Is your insurance due for renewal soon? Are you worried about the potential cost this year?
Knowing what insurers looks for when calculating your premium is a big step in understanding how to keep your costs down.
Belinda Thorpe, Managing Director of Residentsline, discusses some of the main things that you should think about.
Most important is a regular valuation to ensure that your property’s Sum Insured or Declared Value stays adequate. Often, we see policyholders insuring their property for the resale cost, rather than the rebuilding cost – which is often very, very different and could cost a lot more.
Insurers have postcode checkers which identify areas that are likely to have a greater chance of flood or subsidence instances. If your property is in a known area for subsidence and you have trees around your property, provide details of your ongoing grounds maintenance program to show trees and vegetation are under a regular program to manage their growth.
If your property is in an area known for possible flooding it is worth investing some time to find out what flood defences are already in place. If your property is on a hill, even if in a flood area, this is also helpful information to provide insurers with.
Provide evidence that all necessary risk assessments and checks have been undertaken, are recorded and are regularly reviewed.
Controlled or restricted access
Make sure you state whether your property has CCTV, an on-site concierge or telephone access facilities, or if each resident requires a key-holder or pass-holder for access to the property.
Automatic Fire Alarm
Advise if there is an automatic fire alarm with signalling direct to the emergency services, central call station or alarm monitoring station.
Fully managed developments
State whether you have ongoing contracts for the upkeep and maintenance of the property/grounds by professional service providers and facilities contractors. This could also include evidence of regular and periodic inspections of flat roof areas.
Electrical wiring checks
If you can, provide evidence that electrical wiring within the common areas is being inspected and maintained to current requirements.
If there are enhanced or additional features to prevent or reduce claims (e.g. sprinkler systems), specific construction features designed to illuminate or reduce spread of fire, in-built water leak detection devices, or flood resilient/flood protection construction features.
What else can affect my premium?
Concrete floors and stairs are considered a better risk than timber floors and stairs and preferential rates will be applied on these quotes. Flat timber roofs are also a concern, however flat concrete roofs (with a guarantee) could earn you some more brownie points!

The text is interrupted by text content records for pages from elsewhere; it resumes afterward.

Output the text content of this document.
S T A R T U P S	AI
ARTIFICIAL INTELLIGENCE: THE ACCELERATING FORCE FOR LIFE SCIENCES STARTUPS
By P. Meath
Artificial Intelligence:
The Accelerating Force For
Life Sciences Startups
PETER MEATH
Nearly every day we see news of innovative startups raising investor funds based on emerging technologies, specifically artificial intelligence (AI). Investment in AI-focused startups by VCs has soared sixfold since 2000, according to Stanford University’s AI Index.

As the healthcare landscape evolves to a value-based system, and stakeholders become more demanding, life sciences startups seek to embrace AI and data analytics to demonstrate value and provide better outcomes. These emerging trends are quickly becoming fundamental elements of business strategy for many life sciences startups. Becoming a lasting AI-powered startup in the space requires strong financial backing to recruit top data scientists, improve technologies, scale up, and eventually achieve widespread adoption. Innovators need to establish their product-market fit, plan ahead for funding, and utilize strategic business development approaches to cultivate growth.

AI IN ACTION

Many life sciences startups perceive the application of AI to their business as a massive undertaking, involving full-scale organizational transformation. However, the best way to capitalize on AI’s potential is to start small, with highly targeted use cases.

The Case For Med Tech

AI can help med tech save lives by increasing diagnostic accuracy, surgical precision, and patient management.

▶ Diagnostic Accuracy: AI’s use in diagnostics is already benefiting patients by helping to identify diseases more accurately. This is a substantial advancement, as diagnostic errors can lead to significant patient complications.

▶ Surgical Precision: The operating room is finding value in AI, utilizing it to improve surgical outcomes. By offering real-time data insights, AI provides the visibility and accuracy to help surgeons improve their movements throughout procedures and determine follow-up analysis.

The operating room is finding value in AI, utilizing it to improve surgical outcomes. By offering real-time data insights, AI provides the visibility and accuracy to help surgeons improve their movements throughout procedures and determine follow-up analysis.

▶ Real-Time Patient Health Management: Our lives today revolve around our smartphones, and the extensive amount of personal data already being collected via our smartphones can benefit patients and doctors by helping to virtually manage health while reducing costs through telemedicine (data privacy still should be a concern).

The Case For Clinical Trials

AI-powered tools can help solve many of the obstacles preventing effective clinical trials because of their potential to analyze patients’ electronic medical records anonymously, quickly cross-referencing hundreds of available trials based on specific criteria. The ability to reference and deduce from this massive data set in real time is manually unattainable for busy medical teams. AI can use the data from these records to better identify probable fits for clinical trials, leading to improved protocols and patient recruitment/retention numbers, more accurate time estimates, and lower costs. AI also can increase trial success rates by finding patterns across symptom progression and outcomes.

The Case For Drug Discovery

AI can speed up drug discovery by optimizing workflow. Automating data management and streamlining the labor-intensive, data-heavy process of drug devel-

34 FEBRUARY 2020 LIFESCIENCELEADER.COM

If your roof is out of guarantee, a regular roof inspection and an inspection report to confirm the condition of your roof is adequate can also help.

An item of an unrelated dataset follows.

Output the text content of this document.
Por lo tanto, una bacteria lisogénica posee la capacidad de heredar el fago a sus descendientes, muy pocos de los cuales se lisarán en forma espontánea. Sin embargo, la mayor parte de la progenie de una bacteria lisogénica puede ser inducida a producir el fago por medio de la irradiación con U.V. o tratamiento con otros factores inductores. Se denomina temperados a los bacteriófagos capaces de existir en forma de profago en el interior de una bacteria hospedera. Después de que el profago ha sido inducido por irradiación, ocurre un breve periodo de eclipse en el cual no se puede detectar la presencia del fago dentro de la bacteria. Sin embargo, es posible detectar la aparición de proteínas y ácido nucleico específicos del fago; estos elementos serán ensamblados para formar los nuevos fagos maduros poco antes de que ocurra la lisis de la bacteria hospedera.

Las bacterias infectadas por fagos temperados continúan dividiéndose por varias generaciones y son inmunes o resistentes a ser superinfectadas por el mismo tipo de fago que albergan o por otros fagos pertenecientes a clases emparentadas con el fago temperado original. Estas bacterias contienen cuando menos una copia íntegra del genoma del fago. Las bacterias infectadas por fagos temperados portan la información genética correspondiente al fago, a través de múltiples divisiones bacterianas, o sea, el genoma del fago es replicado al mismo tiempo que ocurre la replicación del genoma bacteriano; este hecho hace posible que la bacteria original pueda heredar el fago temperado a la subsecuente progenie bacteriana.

Particularly in converted properties, the older the property is, the higher the rate that is normally applied. This is simply due to internal features being more ornate, and also harder to locate at the time of a claim.
There is a greater public liability risk for insurers with properties which have tennis courts, swimming pools and gymnasiums.
Similarly to motor insurance, the higher your excess the lower your premium. Excess is the first part of a claim which is paid by the policyholder.
The insurer pays amounts in “excess” of this first amount. An excess may be compulsory (i.e. imposed by the Insurer) or voluntary (i.e. accepted by the policyholder in return for a premium reduction).
Remember though, when you ask for alternative quotes you should notify the new insurer that you have requested a higher excess as some underwriters may deem a higher excess be due to a poor claims experience, and therefore increase your premium… just in case!
Subject to the block conforming with the insurer’s underwriting criteria, most specialist intermediaries will have the authority to apply an insurance rate to your reinstatement cost (Declared Value or Sum Insured), for example:
£1,000,000 (Declared Value/Sum Insured) x 0.080 (example insurance rate)
= £800.00 + 12% IPT (Insurance Premium Tax)
The premium quoted for this block would be £896.00.